Les Ailes du désir (1987)
En inventant ces anges invisibles de tous, qui suivent le flux des pensées du peuple berlinois et leur apportent chaleur et réconfort face à leurs souffrance et leurs ennuis, Wenders montre dans un état de grâce épiphanique et expressioniste ce que sont les humains. À travers le regard des deux anges, l’auteur en profite pour faire ressentir l’histoire de Berlin avec un regard libre qui circule de manière fluide dans une ville défigurée par les frontières du mur et les cicatrices vives du passé. Avec son esthétique fragmentée et son colossal assemblage où toutes les pensées confuses et murmurées invoquent une transfiguration sociale de son époque ainsi qu’un imbroglio sentimental, Les Ailes du désir est un poème plein de compassion à la fois philosophique et métaphysique. C’est aussi un conte de fées romantique entre un ange las de son quotidien et une trapéziste qui s’anime dans ce puzzle réflexif où l’ange Damiel glisse du noir et blanc à la couleur pour sentir la beauté et la saveur du monde terrestre. L’auteur trouve une occasion pour déployer une cartographie tangible et mentale de Berlin afin d’invoquer avec une douce mélancolie et un espoir de renouveau les mutations du présent et un temps révolu tombé dans l’inconscient collectif.
Perfect Days (2023)
En suivant le quotidien d’un nettoyeur de toilettes publiques à Tokyo, Wenders capture la routine d’un homme solitaire, silencieux et apaisé, qui trouve la beauté simple du monde dans la contemplation des arbres, des ombres, des reflets lumineux et des détails imperceptibles nichés dans les plis de l’ordinaire. Mais les petits accrocs qui perturbent son quotidien bien organisé lui permettent de découvrir la beauté des gens qui l’entourent et les surprises que réservent les choses extérieures.

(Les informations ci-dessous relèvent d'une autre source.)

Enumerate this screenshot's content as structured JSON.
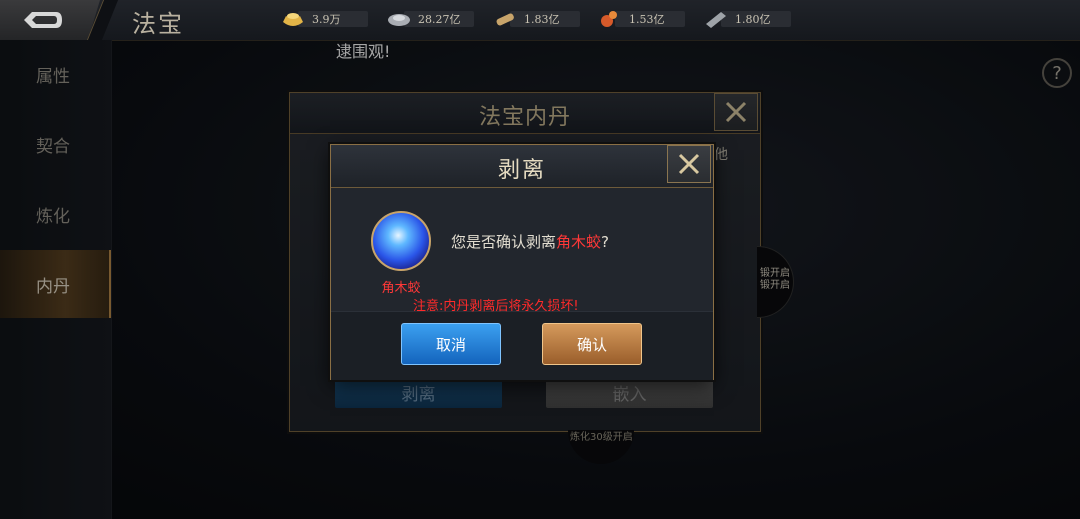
{
  "header": {
    "title": "法宝",
    "resources": [
      {
        "icon": "gold-ingot-icon",
        "value": "3.9万"
      },
      {
        "icon": "silver-ingot-icon",
        "value": "28.27亿"
      },
      {
        "icon": "scroll-icon",
        "value": "1.83亿"
      },
      {
        "icon": "gourd-icon",
        "value": "1.53亿"
      },
      {
        "icon": "whetstone-icon",
        "value": "1.80亿"
      }
    ]
  },
  "marquee": "逮围观!",
  "sidebar": {
    "items": [
      {
        "label": "属性",
        "active": false
      },
      {
        "label": "契合",
        "active": false
      },
      {
        "label": "炼化",
        "active": false
      },
      {
        "label": "内丹",
        "active": true
      }
    ]
  },
  "help": "?",
  "background_dialog": {
    "title": "法宝内丹",
    "other_text": "他",
    "side_note_1": "锻开启",
    "side_note_2": "锻开启",
    "strip_label": "剥离",
    "embed_label": "嵌入",
    "bottom_note": "炼化30级开启"
  },
  "confirm_dialog": {
    "title": "剥离",
    "item_name": "角木蛟",
    "question_prefix": "您是否确认剥离",
    "question_item": "角木蛟",
    "question_suffix": "?",
    "warning": "注意:内丹剥离后将永久损坏!",
    "cancel_label": "取消",
    "confirm_label": "确认"
  },
  "colors": {
    "highlight_red": "#ff3838",
    "cancel_blue": "#1e78d2",
    "confirm_gold": "#c28447"
  }
}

À l'instar du Paterson de Jarmusch, Wenders filme la poésie de la vie quotidienne, créant une ambiance paisible, tendre et sereine, pour situer son personnage dans une dimension intemporelle. Cette dimension est rythmée par des répétitions, une description minutieuse du banal rappelant le style d’Ozu, des allers-retours en voiture ou en vélo entre son lieu de travail et ses lieux de détente, et une playlist de tubes reflétant l’état intérieur du personnage. En même temps, le film explore une société de consommation ultraconnectée où tout va trop vite, mais permet de mieux révéler la beauté fragile et éphémère des petits riens de la vie et de mieux transfigurer le quotidien.
Pour structurer ces pérégrinations, Wenders utilise un style minimaliste, à la fois mobile et fluide, en donnant une nouvelle couleur à chaque journée. Cela enrichit le personnage et offre des clés pour comprendre son passé et ses questionnements existentiels sur la séparation, la vieillesse et la mort. Les photographies que prend le protagoniste font aussi un écho descriptif, comme le révèlent les ombres, lumières et reflets qui habitent le sommeil du personnage, rêvant de ces images en noir et blanc dans des formes indiscernables et abstraites, qui disent quelque chose sur le territoire intérieur et opaque de l’homme. Cependant, c’est une œuvre ancrée dans le présent, comme le souligne ce mantra qu’il partage avec sa nièce : « La prochaine fois, c’est la prochaine fois, et maintenant, c’est maintenant. » Cela se reflète aussi dans le terme japonais « komorebi », apparaissant à la fin du générique, qui désigne les rayons de lumière fugaces entre les arbres, uniques à un moment donné.